Speckle-tracking echocardiography correctly identifies segmental left ventricular dysfunction induced by scarring in a rat model of myocardial infarction

Abstract
Speckle-tracking echocardiography (STE) uses a two-dimensional echocardiographic image to estimate two orthogonal strain components. The aim of this study was to assess sensitivity of circumferential (Scirc) and radial (Srad) strains to infarct-induced left ventricular (LV) remodeling and scarring of the LV in a rat. To assess the relationship among Scirc, Srad, and scar size, two-dimensional echocardiographic LV short-axis images (12 MHz transducer, Vivid 7 echo machine) were collected in 34 Lewis rats 4 to 10 wk after ligation of the left anterior descending artery.
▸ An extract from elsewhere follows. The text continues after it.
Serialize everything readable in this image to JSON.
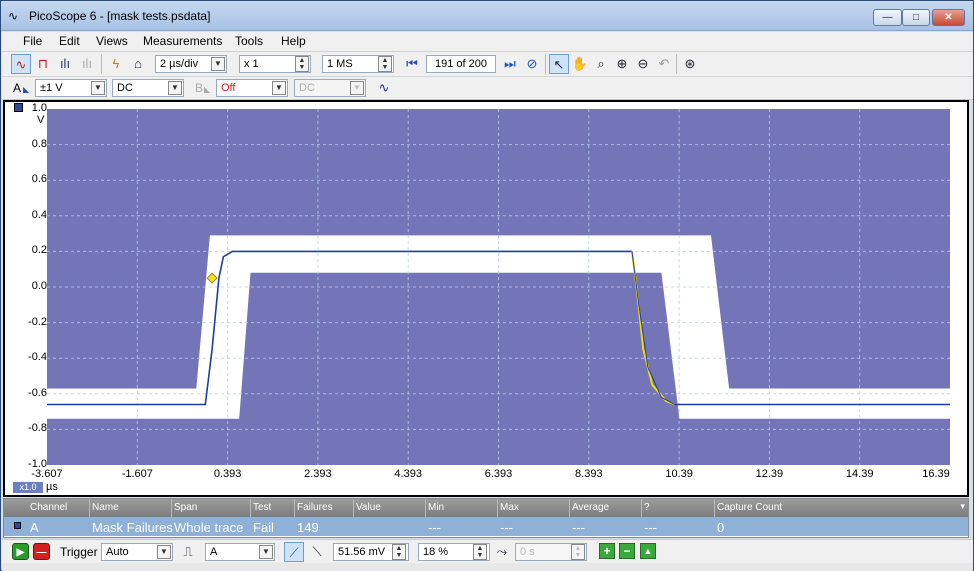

Percent segmental fibrosis was assessed from histological LV cross sections stained by Masson trichrome. Ten normal rats served as echocardiographic controls. Scirc and Srad were assessed by STE. Histological data showed consistent scarring of anterior and lateral segments with variable extension to posterior and inferior segments. Both Scirc and Srad significantly decreased after myocardial infarction ( P < 0.0001 for both). As anticipated, Scirc and Srad were lowest in the infarcted segments. Multiple linear regression showed that segmental Scirc were similarly dependent on segmental fibrosis and end-systolic diameter ( P < 0.0001 for both), whereas segmental Srad measurements were more dependent on end-systolic diameter ( P < 0.0001) than on percent fibrosis ( P < 0.002). STE correctly identifies segmental LV dysfunction induced by scarring that follows myocardial infarction in rats.